Sanjay Pareek, President, Percept OOH, too believes in the need for a standard long-term policy akin to what is present for other media. “There are instances for this medium in India too, like Hyderabad, Bangalore and now Delhi. But they are still not long-term. The policy should be completely thought through, with both public and industry participation, so that the outcome would be beneficial to all concerned. Normally, such initiatives are highjacked by interested parties, who pretend to be neutral.”
Soumitra S Bhattacharyya, CEO, Laqshya Outdoors, supports the regulation and standardisation, and the recent law that restricts signages on heritage buildings and important landmarks. “However, we firmly believe that any regulation or standardisation should be unbiased and fair to all parties concerned, namely the people of the city, the authorities and media owners.
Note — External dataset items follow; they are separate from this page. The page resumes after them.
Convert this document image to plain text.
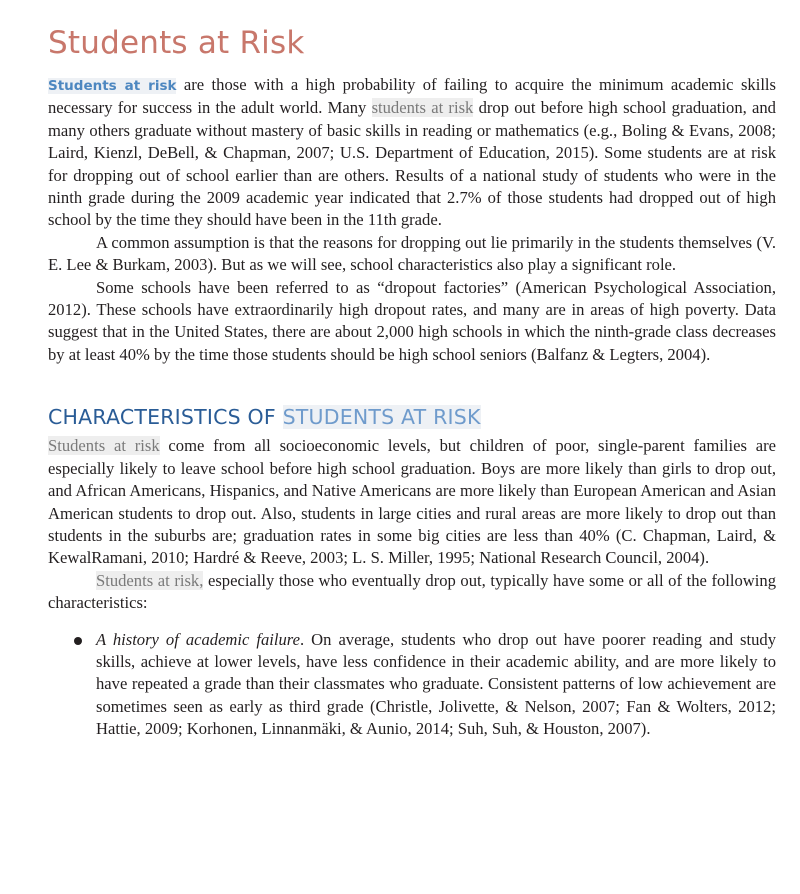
Students at Risk

Students at risk are those with a high probability of failing to acquire the minimum academic skills necessary for success in the adult world. Many students at risk drop out before high school graduation, and many others graduate without mastery of basic skills in reading or mathematics (e.g., Boling & Evans, 2008; Laird, Kienzl, DeBell, & Chapman, 2007; U.S. Department of Education, 2015). Some students are at risk for dropping out of school earlier than are others. Results of a national study of students who were in the ninth grade during the 2009 academic year indicated that 2.7% of those students had dropped out of high school by the time they should have been in the 11th grade.

A common assumption is that the reasons for dropping out lie primarily in the students themselves (V. E. Lee & Burkam, 2003). But as we will see, school characteristics also play a significant role.

Some schools have been referred to as “dropout factories” (American Psychological Association, 2012). These schools have extraordinarily high dropout rates, and many are in areas of high poverty. Data suggest that in the United States, there are about 2,000 high schools in which the ninth-grade class decreases by at least 40% by the time those students should be high school seniors (Balfanz & Legters, 2004).

CHARACTERISTICS OF STUDENTS AT RISK

Students at risk come from all socioeconomic levels, but children of poor, single-parent families are especially likely to leave school before high school graduation. Boys are more likely than girls to drop out, and African Americans, Hispanics, and Native Americans are more likely than European American and Asian American students to drop out. Also, students in large cities and rural areas are more likely to drop out than students in the suburbs are; graduation rates in some big cities are less than 40% (C. Chapman, Laird, & KewalRamani, 2010; Hardré & Reeve, 2003; L. S. Miller, 1995; National Research Council, 2004).

Students at risk, especially those who eventually drop out, typically have some or all of the following characteristics:

A history of academic failure. On average, students who drop out have poorer reading and study skills, achieve at lower levels, have less confidence in their academic ability, and are more likely to have repeated a grade than their classmates who graduate. Consistent patterns of low achievement are sometimes seen as early as third grade (Christle, Jolivette, & Nelson, 2007; Fan & Wolters, 2012; Hattie, 2009; Korhonen, Linnanmäki, & Aunio, 2014; Suh, Suh, & Houston, 2007).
In our opinion, what is important is to first take a long-term view of urban town planning requirements in terms of infrastructural needs, transport needs, easy of commuting needs, requirements of parks and open spaces and other such relevant aspects of any urban city. Once that blue print is made, it is only then that an out-of-home policy can be formulated around that blueprint.”
Bhattacharyya said that media owners, who were in reality experts in the field, had to be taken into confidence for the creation of a robust and long lasting policy. “This approach would be a win-win situation for all the parties, especially people of the city who would benefit the most by getting better infrastructure. Authorities get dual benefits of building the infrastructure without any cost to the exchequer, and they also derive revenue from it. Hence, we believe that long-term solution definitely cannot be just a policy in isolation meant only for the hoardings of the city, and any such move is not good for anybody in the long run,” he added.